The IRS only captures between 32% and 56% of American cryptocurrency owners in its reporting data, according to a new report from the National Taxpayers Union Foundation. The report, "Cracking the Code: Cryptocurrency Tax Solutions," finds that noncompliance among users of centralized exchanges could be as high as 75%, despite a checkbox added to the 1040 tax form in 2019 requiring filers to disclose digital asset transactions. The report argues that the tax system for digital assets is overly complex, causing unnecessary burden on taxpayers and driving noncompliance rather than preventing it.

The first tax season requiring comprehensive digital asset reporting revealed the scale of the problem. One exchange alone issued nearly 56 million 1099-DA forms, with nearly a third covering transactions worth less than $1 and three out of every four covering transactions under $50. The IRS updated its taxpayer burden estimate to reflect that changes from the Infrastructure Investment and Jobs Act could lead to an increase of 2.9 billion form filings. Many users didn't receive forms until mid-March, and exchanges aren't required to report cost-basis information, forcing digital asset users to calculate this themselves across multiple cryptocurrencies, transaction fees, and variable prices. A recent study estimates that 61% of digital asset users don't understand the new system.

The report finds that Congress's only significant attempt to capture more revenue from digital assets in recent years "worsened the problem" rather than fixing it. According to the authors, "hasty proposals that attempt to categorize vast swaths of digital asset transactions under existing tax rules to boost revenue will only make the issue worse." The report notes that the IRS announced over a decade ago in Notice 2014-21 that it would treat virtual currency as property for tax purposes, yet noncompliance remains high. The experience parallels reporting for transactions on platforms like PayPal and eBay, where Congress reduced the 1099-K reporting threshold from 200 transactions totaling over $20,000 to just $600 with no transaction minimum, only to restore the higher threshold this year after widespread concern about millions of forms for transactions that may not be taxable.
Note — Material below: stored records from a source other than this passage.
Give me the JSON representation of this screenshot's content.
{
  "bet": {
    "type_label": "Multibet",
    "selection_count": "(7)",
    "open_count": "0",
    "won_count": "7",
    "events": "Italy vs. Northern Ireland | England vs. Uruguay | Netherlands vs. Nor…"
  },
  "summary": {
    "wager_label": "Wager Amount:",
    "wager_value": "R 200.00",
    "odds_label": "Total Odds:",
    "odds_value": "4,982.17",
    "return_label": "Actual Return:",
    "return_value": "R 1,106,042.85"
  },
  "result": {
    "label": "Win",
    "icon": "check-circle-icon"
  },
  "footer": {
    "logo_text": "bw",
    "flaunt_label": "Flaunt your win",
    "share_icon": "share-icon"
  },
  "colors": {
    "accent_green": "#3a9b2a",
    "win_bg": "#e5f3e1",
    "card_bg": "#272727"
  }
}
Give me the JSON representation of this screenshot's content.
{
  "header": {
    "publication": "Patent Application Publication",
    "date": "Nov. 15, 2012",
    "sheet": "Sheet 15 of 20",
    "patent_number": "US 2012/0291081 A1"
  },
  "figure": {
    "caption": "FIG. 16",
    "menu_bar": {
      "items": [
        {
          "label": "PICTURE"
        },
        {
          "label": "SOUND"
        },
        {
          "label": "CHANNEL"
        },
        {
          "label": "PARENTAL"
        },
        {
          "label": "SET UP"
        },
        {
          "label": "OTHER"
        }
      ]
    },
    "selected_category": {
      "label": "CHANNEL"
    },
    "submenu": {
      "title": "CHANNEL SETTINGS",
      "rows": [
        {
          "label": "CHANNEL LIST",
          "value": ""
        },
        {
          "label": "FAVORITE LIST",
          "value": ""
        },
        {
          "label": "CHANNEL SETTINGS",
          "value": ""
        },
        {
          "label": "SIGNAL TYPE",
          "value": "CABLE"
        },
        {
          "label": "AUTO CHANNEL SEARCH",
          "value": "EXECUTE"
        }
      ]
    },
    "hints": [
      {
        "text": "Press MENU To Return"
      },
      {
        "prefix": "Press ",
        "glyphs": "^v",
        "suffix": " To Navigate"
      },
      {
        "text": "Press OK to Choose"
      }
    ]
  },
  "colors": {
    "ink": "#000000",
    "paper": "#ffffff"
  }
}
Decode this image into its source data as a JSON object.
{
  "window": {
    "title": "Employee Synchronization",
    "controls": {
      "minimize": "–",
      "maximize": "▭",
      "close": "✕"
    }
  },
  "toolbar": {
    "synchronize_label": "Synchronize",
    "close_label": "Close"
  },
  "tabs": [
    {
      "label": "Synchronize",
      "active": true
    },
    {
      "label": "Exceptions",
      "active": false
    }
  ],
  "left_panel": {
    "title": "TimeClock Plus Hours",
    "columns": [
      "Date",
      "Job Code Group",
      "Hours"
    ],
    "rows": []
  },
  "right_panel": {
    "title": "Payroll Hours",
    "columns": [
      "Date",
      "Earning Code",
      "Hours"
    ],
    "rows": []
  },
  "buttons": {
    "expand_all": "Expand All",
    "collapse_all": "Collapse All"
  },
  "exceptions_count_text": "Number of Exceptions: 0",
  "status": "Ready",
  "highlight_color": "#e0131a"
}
The report proposes several solutions it says would reduce burdens while protecting tax revenue. A de minimis exemption of just $50 for most crypto transactions would reduce the number of tax forms generated by one exchange alone by about 40 million, or 75%. The exemption would spare taxpayers from reporting trivial "gas fees," which are very small amounts of cryptocurrency used to validate transactions and often amount to just a few cents. The U.S. lags other countries on this front: the United Kingdom exempts annual capital gains under £3,000, and Germany exempts digital assets held for more than 12 months entirely. The report also recommends delaying taxation of digital assets created through mining and staking until they're sold or exchanged, avoiding situations where taxpayers owe large tax bills based on peak values only to watch tokens lose most of their value by tax season. It suggests applying wash sale rules and mark-to-market election from securities law to digital assets, and clarifying that lending digital assets through Decentralized Finance protocols—a market estimated at over $200 billion—doesn't constitute a taxable sale.

The report concludes that congressional inaction has left taxpayers and the IRS to navigate a complex system developed through patchwork guidance, with consequences now apparent after the first comprehensive reporting season. Both the Senate and House have held multiple hearings on digital asset taxation, with bipartisan proposals introduced in both chambers. The authors warn it's critical to avoid "hamstringing innovation by placing revenue goals above the need to create a sensible tax framework that encourages further growth." The bottom line: taxpayers would be well served if legislation reduces complexity through policies that address the unique circumstances of digital assets, rather than forcing new technology into tax rules designed for traditional property.